Tout juste officiellement en retraite après 38 années d’exercice, le Dr Gilles Garet vient de céder sa place à la maison de Nogaro, à une jeune consœur non rebutée par l’exercice en milieu rural et il ne cache pas sa satisfaction d’avoir trouvé un successeur. “Je suis très content, autour de moi dans le coin, plusieurs confrères généralistes n’ont trouvé personne”, glisse-t-il. Par ailleurs vice-président de la Communauté de communes du Bas-Armagnac (CCBA), qui a appuyé et co-financé la construction de la maison de santé, Gilles Garet a un mot pour qualifier la structure qu’il vient de quitter : “Elle est ARS-dépendante. La subvention versée dépend du nombre d’éléments du cahier des charges auxquels elle répond, cela peut varier du simple au double. Et nous ne savons pas jusqu’à quand l’ARS versera des subventions”… Ce praticien qui a été à l’origine du projet se dit inquiet pour l’avenir. “Nous devons prendre les devants. Dans les trois ans, de nombreux confrères prendront leur retraite dans un rayon de 15 kilomètres. Or, au vu de la lourdeur des charges, Nogaro pourrait bien ne tenter aucun jeune”…

Car aux sommes consacrées à l’infrastructure de la maison de santé, il faut ajouter celles consacrées aux loyers et au personnel, qui sont mutualisées, soit 15 000 euros mensuels, acquittés à 52 % par les 5 médecins. Soit encore 1 560 euros par mois, plus les charges de la structure qui peuvent aller jusqu’à “doubler cette somme”’, selon Elisabeth Dupuy-Mitterrand, maire de Sion et présidente de la CCBA.

 

“On en construit partout en France, alors qu’elles risquent d’être à moitié vides”

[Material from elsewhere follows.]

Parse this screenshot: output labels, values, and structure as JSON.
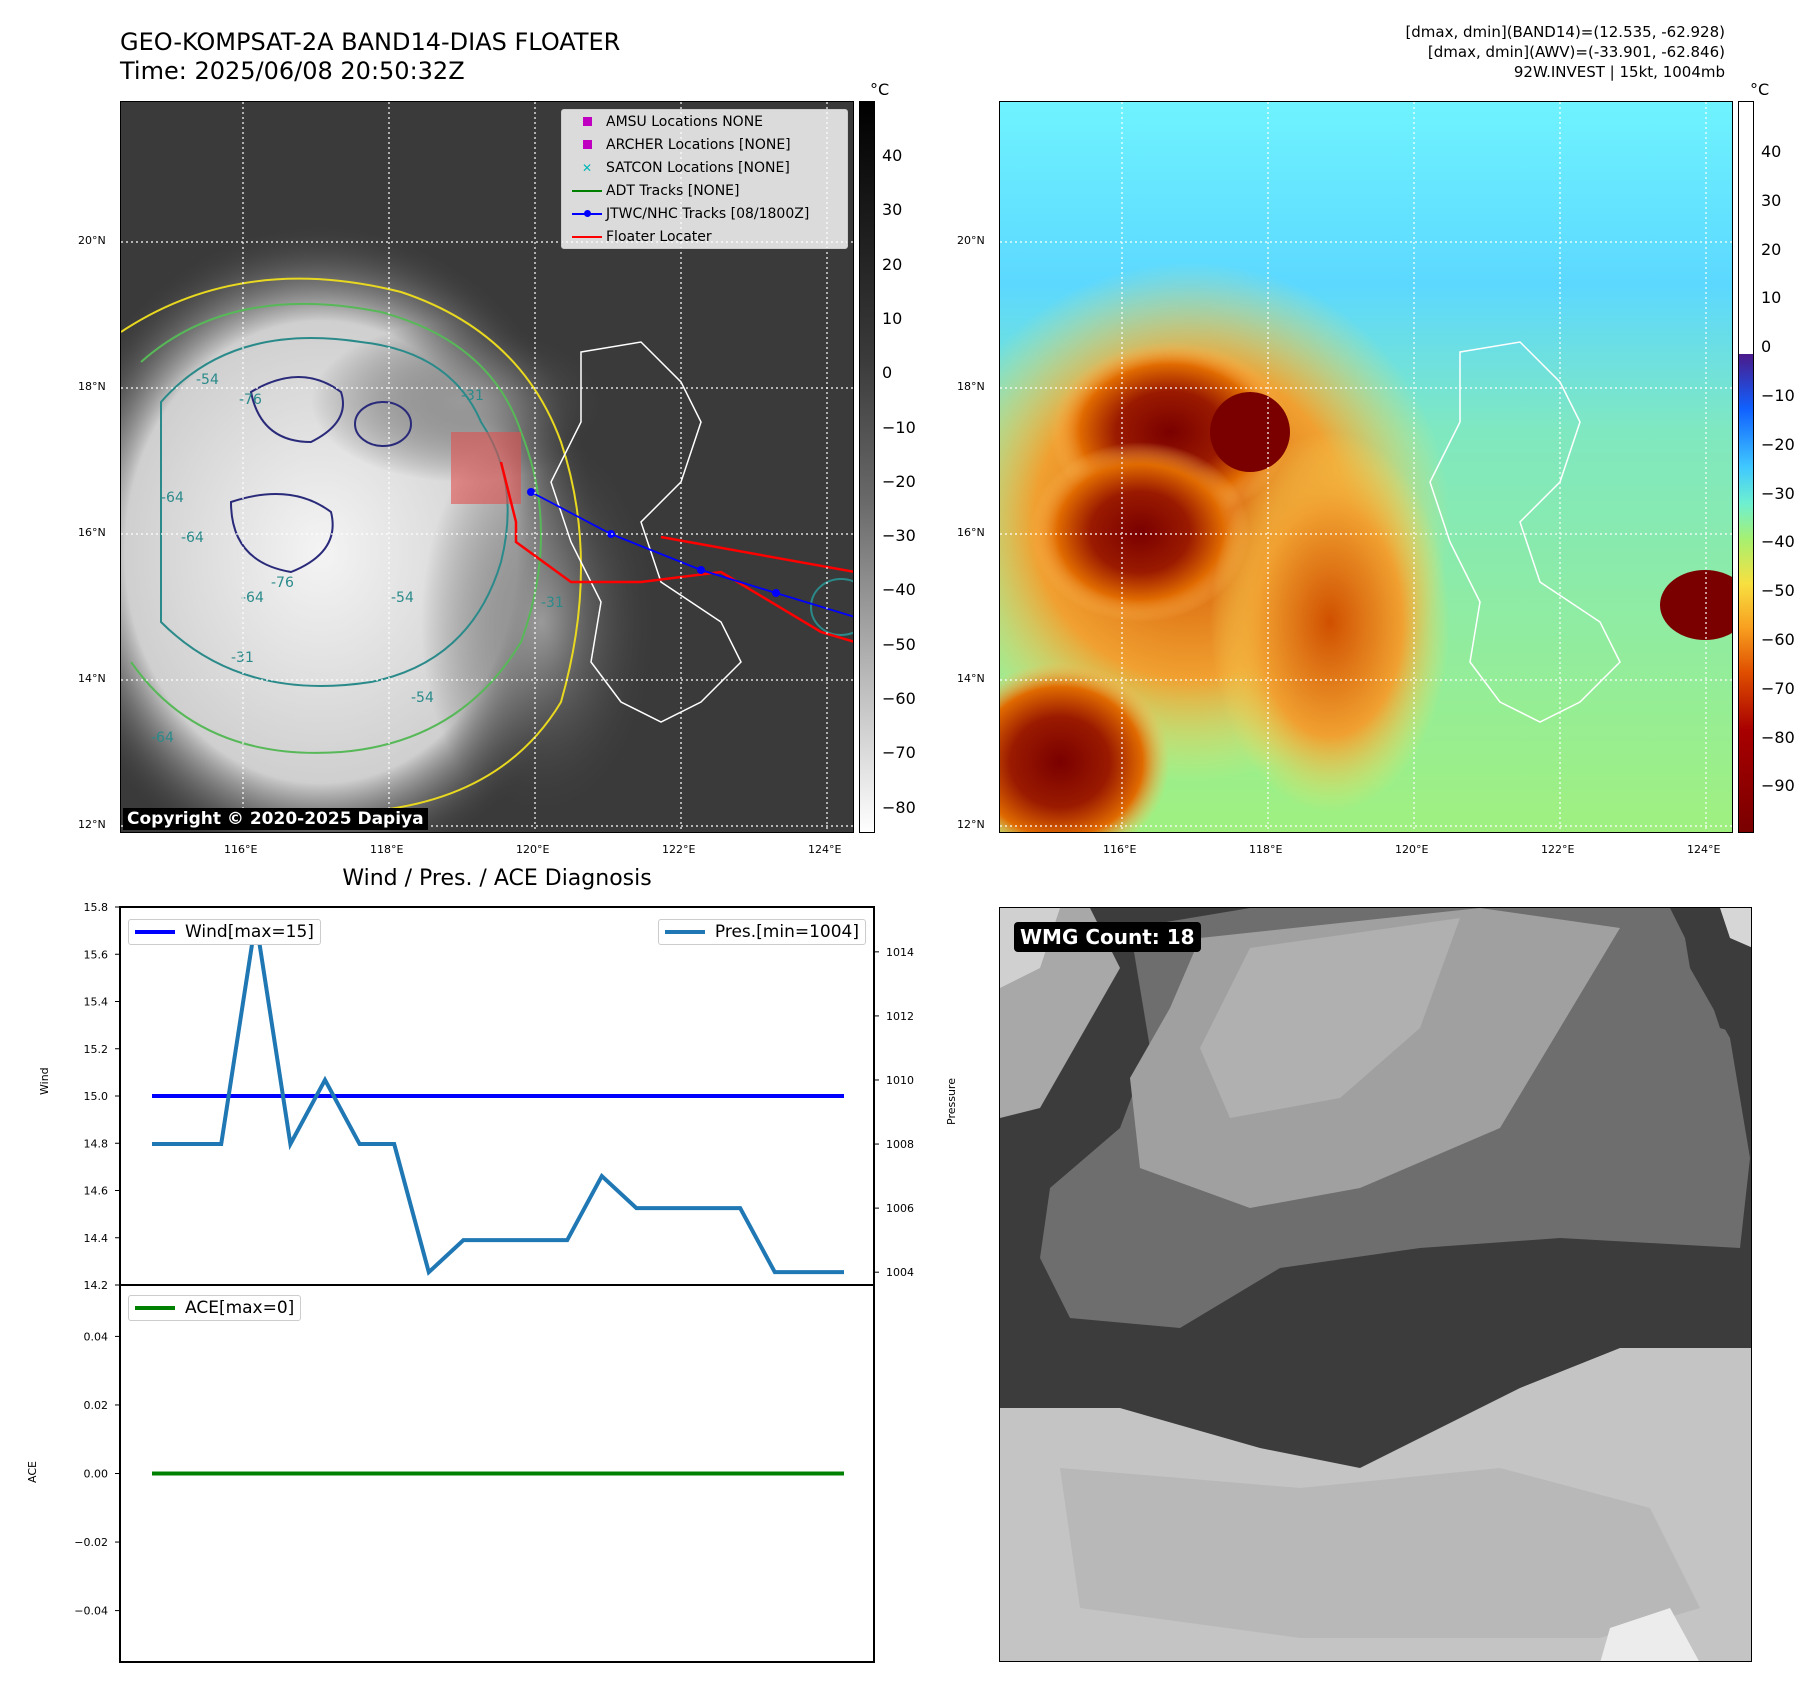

“La maison de Nogaro accueille des internes de Toulouse en stage, mais qui voudra rester ? Cette lourde facture est très décourageante pour un jeune médecin, s’inquiète l’élue. Les charges sont déjà très lourdes, mais si des médecins partent, elles deviendront encore plus lourdes pour ceux qui restent, alors ils s’en iront aussi. Nous essayons d’interpeller l’ARS sur cette problématique très inquiétante pour nos communes vieillissantes et très rurales. Il faudrait réviser l’accord financier relatif au fonctionnement obligatoire d’un logiciel commun, reconsidérer peut être l’amplitude horaire exigée par le cahier des charges”, liste-t-elle et soulignant que cette même problématique se retrouve dans toutes les maisons de santé. “Et pourtant, on en construit partout en France, alors qu’elles risquent d’être à moitié vides”.

Une réunion doit s’organiser dans les prochaines semaines, au conseil départemental. Une lettre signée par les professions de santé est partie en appui, auprès de la direction régionale…

Pour sa part, le Dr Gilles Garet imagine que le CCBA pourrait absorber une partie des frais de la maison de Nogaro, car il faudra bien trouver une solution “pour faire venir et conserver les jeunes médecins, qui sont attirés par Toulouse, exigent leur qualité de vie et ne veulent pas entendre parler du sacerdoce que nous avons vécu. Surtout si c’est pour payer des charges communes”.